From e0d2102810ab122ef6dba0f7be81edbd90b31d95 Mon Sep 17 00:00:00 2001
From: "Christopher K. Hoadley" <chris.hoadley@gmail.com>
Date: Tue, 24 Dec 2019 16:56:10 -0600
Subject: [PATCH] Limit Number Of Parallel Requests To 20 (Instead Of Number Of
 Sites)

Previous code was allocating room for as many workers as there was sites.  The problem is that as the number of sites has grown, there has not been enough memory to allocate all of those requests.  In reality, having all of these requests in parallel does not really speed the processing: on my computer, the time to do a query for all of the sites was 1 minute 10 seconds before the change, and was 1 minute 9 seconds after the change.

Limiting the number of workers to 10 did increase the query time to 1 minute 17s.  I am not sure if that is just inconsistencies in network traffic, but I will leave the limit at 20 for now.

Note that with the limit of 20, my query detected more sites than it did previously.  It appears that some of the requests were failing on my computer because of memory reasons (as opposed to actual detection on the site).
---
 sherlock.py | 16 ++++++++++------
 1 file changed, 10 insertions(+), 6 deletions(-)

diff --git a/sherlock.py b/sherlock.py
index cfd4f296..9e32eb07 100755
--- a/sherlock.py
+++ b/sherlock.py
@@ -180,9 +180,6 @@ def sherlock(username, site_data, verbose=False, tor=False, unique_tor=False,
     """
     print_info("Checking username", username, color)
 
-    # Allow 1 thread for each external service, so `len(site_data)` threads total
-    executor = ThreadPoolExecutor(max_workers=len(site_data))
-
     # Create session based on request methodology
     if tor or unique_tor:
         #Requests using Tor obfuscation
@@ -193,9 +190,16 @@ def sherlock(username, site_data, verbose=False, tor=False, unique_tor=False,
         underlying_session = requests.session()
         underlying_request = requests.Request()
 
-    # Create multi-threaded session for all requests.
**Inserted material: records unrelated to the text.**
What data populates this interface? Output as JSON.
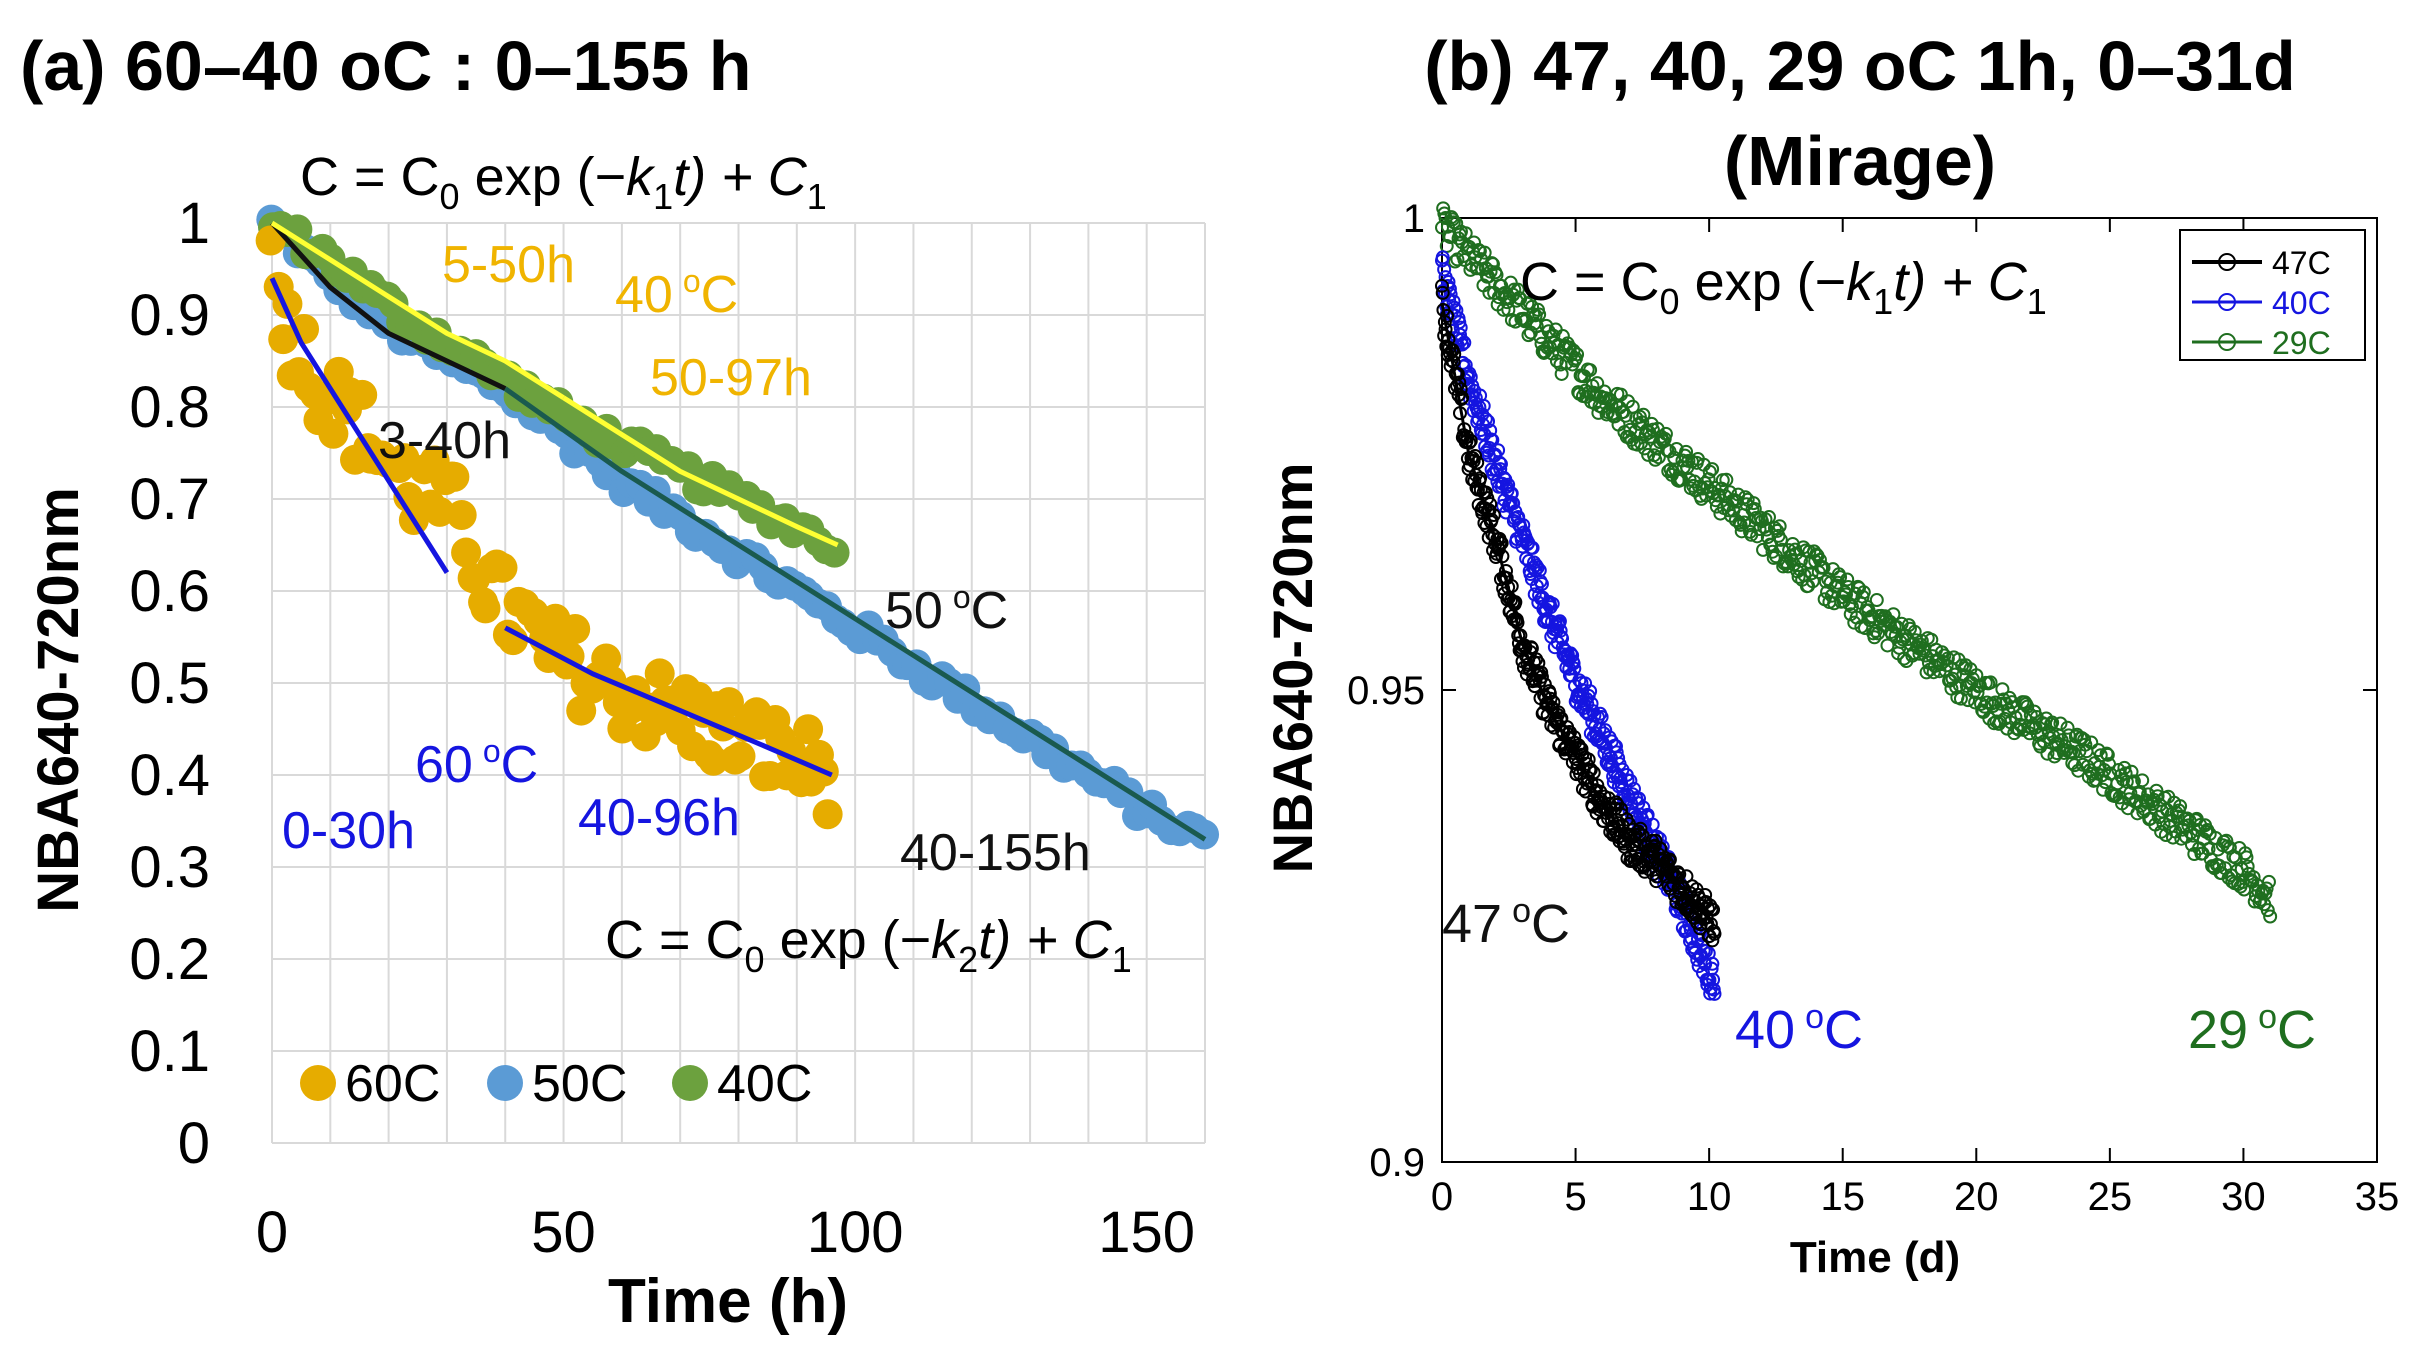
{
  "chart_data": [
    {
      "type": "scatter",
      "title": "(a) 60–40 oC : 0–155 h",
      "xlabel": "Time (h)",
      "ylabel": "NBA640-720nm",
      "xlim": [
        0,
        160
      ],
      "ylim": [
        0,
        1
      ],
      "xticks": [
        "0",
        "50",
        "100",
        "150"
      ],
      "yticks": [
        "0",
        "0.1",
        "0.2",
        "0.3",
        "0.4",
        "0.5",
        "0.6",
        "0.7",
        "0.8",
        "0.9",
        "1"
      ],
      "grid": true,
      "legend_position": "bottom-left",
      "series": [
        {
          "name": "60C",
          "color": "#e6ac00",
          "x": [
            0,
            4,
            8,
            12,
            16,
            20,
            24,
            28,
            32,
            36,
            40,
            44,
            48,
            52,
            56,
            60,
            64,
            68,
            72,
            76,
            80,
            84,
            88,
            92,
            96
          ],
          "y": [
            0.95,
            0.87,
            0.83,
            0.8,
            0.77,
            0.74,
            0.71,
            0.7,
            0.68,
            0.62,
            0.58,
            0.56,
            0.53,
            0.52,
            0.5,
            0.49,
            0.48,
            0.47,
            0.46,
            0.45,
            0.44,
            0.43,
            0.42,
            0.41,
            0.4
          ]
        },
        {
          "name": "50C",
          "color": "#5b9bd5",
          "x": [
            0,
            10,
            20,
            30,
            40,
            50,
            60,
            70,
            80,
            90,
            100,
            110,
            120,
            130,
            140,
            150,
            160
          ],
          "y": [
            1.0,
            0.94,
            0.89,
            0.85,
            0.82,
            0.77,
            0.72,
            0.68,
            0.64,
            0.6,
            0.56,
            0.52,
            0.48,
            0.44,
            0.4,
            0.36,
            0.33
          ]
        },
        {
          "name": "40C",
          "color": "#6ca13e",
          "x": [
            0,
            10,
            20,
            30,
            40,
            50,
            60,
            70,
            80,
            90,
            97
          ],
          "y": [
            1.0,
            0.96,
            0.91,
            0.87,
            0.83,
            0.79,
            0.76,
            0.73,
            0.7,
            0.67,
            0.65
          ]
        }
      ],
      "fits": [
        {
          "label": "0-30h",
          "color": "#1515e0",
          "x": [
            0,
            5,
            10,
            15,
            20,
            25,
            30
          ],
          "y": [
            0.94,
            0.87,
            0.82,
            0.77,
            0.72,
            0.67,
            0.62
          ]
        },
        {
          "label": "40-96h",
          "color": "#1515e0",
          "x": [
            40,
            55,
            70,
            85,
            96
          ],
          "y": [
            0.56,
            0.51,
            0.47,
            0.43,
            0.4
          ]
        },
        {
          "label": "3-40h",
          "color": "#111111",
          "x": [
            0,
            10,
            20,
            30,
            40
          ],
          "y": [
            1.0,
            0.93,
            0.88,
            0.85,
            0.82
          ]
        },
        {
          "label": "40-155h",
          "color": "#1a5a4f",
          "x": [
            40,
            60,
            80,
            100,
            120,
            140,
            160
          ],
          "y": [
            0.82,
            0.73,
            0.65,
            0.57,
            0.49,
            0.41,
            0.33
          ]
        },
        {
          "label": "5-50h",
          "color": "#ffff33",
          "x": [
            0,
            10,
            20,
            30,
            40,
            50
          ],
          "y": [
            1.0,
            0.96,
            0.92,
            0.88,
            0.85,
            0.81
          ]
        },
        {
          "label": "50-97h",
          "color": "#ffff33",
          "x": [
            50,
            60,
            70,
            80,
            90,
            97
          ],
          "y": [
            0.81,
            0.77,
            0.73,
            0.7,
            0.67,
            0.65
          ]
        }
      ],
      "annotations": [
        {
          "text": "C = C",
          "sub": "0",
          "rest": " exp (−",
          "k": "k",
          "ksub": "1",
          "tail": "t) + C",
          "tailsub": "1"
        },
        {
          "text": "C = C",
          "sub": "0",
          "rest": " exp (−",
          "k": "k",
          "ksub": "2",
          "tail": "t) + C",
          "tailsub": "1"
        }
      ],
      "labels": {
        "t5_50": "5-50h",
        "t40": "40",
        "t40unit": "C",
        "t50_97": "50-97h",
        "t3_40": "3-40h",
        "t50": "50",
        "t50unit": "C",
        "t60": "60",
        "t60unit": "C",
        "t0_30": "0-30h",
        "t40_96": "40-96h",
        "t40_155": "40-155h",
        "degree": "o"
      }
    },
    {
      "type": "scatter",
      "title_line1": "(b) 47, 40, 29 oC 1h, 0–31d",
      "title_line2": "(Mirage)",
      "xlabel": "Time (d)",
      "ylabel": "NBA640-720nm",
      "xlim": [
        0,
        35
      ],
      "ylim": [
        0.9,
        1
      ],
      "xticks": [
        "0",
        "5",
        "10",
        "15",
        "20",
        "25",
        "30",
        "35"
      ],
      "yticks": [
        "0.9",
        "0.95",
        "1"
      ],
      "grid": false,
      "legend_position": "top-right",
      "series": [
        {
          "name": "47C",
          "color": "#000000",
          "x0": 0,
          "x1": 10.2,
          "y_points": [
            [
              0,
              0.991
            ],
            [
              1,
              0.975
            ],
            [
              2,
              0.966
            ],
            [
              3,
              0.955
            ],
            [
              4,
              0.948
            ],
            [
              5,
              0.943
            ],
            [
              6,
              0.938
            ],
            [
              7,
              0.934
            ],
            [
              8,
              0.932
            ],
            [
              9,
              0.929
            ],
            [
              10.2,
              0.925
            ]
          ]
        },
        {
          "name": "40C",
          "color": "#1515e0",
          "x0": 0,
          "x1": 10.2,
          "y_points": [
            [
              0,
              0.994
            ],
            [
              1,
              0.983
            ],
            [
              2,
              0.974
            ],
            [
              3,
              0.966
            ],
            [
              4,
              0.958
            ],
            [
              5,
              0.951
            ],
            [
              6,
              0.945
            ],
            [
              7,
              0.939
            ],
            [
              8,
              0.933
            ],
            [
              9,
              0.927
            ],
            [
              10,
              0.92
            ]
          ]
        },
        {
          "name": "29C",
          "color": "#1f6e1f",
          "x0": 0,
          "x1": 31,
          "y_points": [
            [
              0,
              0.999
            ],
            [
              3,
              0.99
            ],
            [
              6,
              0.981
            ],
            [
              9,
              0.974
            ],
            [
              12,
              0.967
            ],
            [
              15,
              0.96
            ],
            [
              18,
              0.954
            ],
            [
              21,
              0.948
            ],
            [
              24,
              0.943
            ],
            [
              27,
              0.937
            ],
            [
              30,
              0.931
            ],
            [
              31,
              0.928
            ]
          ]
        }
      ],
      "annotation": {
        "text": "C = C",
        "sub": "0",
        "rest": " exp (−",
        "k": "k",
        "ksub": "1",
        "tail": "t) + C",
        "tailsub": "1"
      },
      "labels": {
        "t47": "47",
        "t47unit": "C",
        "t40": "40",
        "t40unit": "C",
        "t29": "29",
        "t29unit": "C",
        "degree": "o"
      }
    }
  ]
}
Use our custom FuturesSession that exposes response time
-    session = ElapsedFuturesSession(
-        executor=executor, session=underlying_session)
+    #Limit number of workers to 20.
+    #This is probably vastly overkill.
+    if len(site_data) >= 20:
+        max_workers=20
+    else:
+        max_workers=len(site_data)
+
+    #Create multi-threaded session for all requests.
+    session = ElapsedFuturesSession(max_workers=max_workers,
+                                    session=underlying_session)
 
     # Results from analysis of all sites
     results_total = {}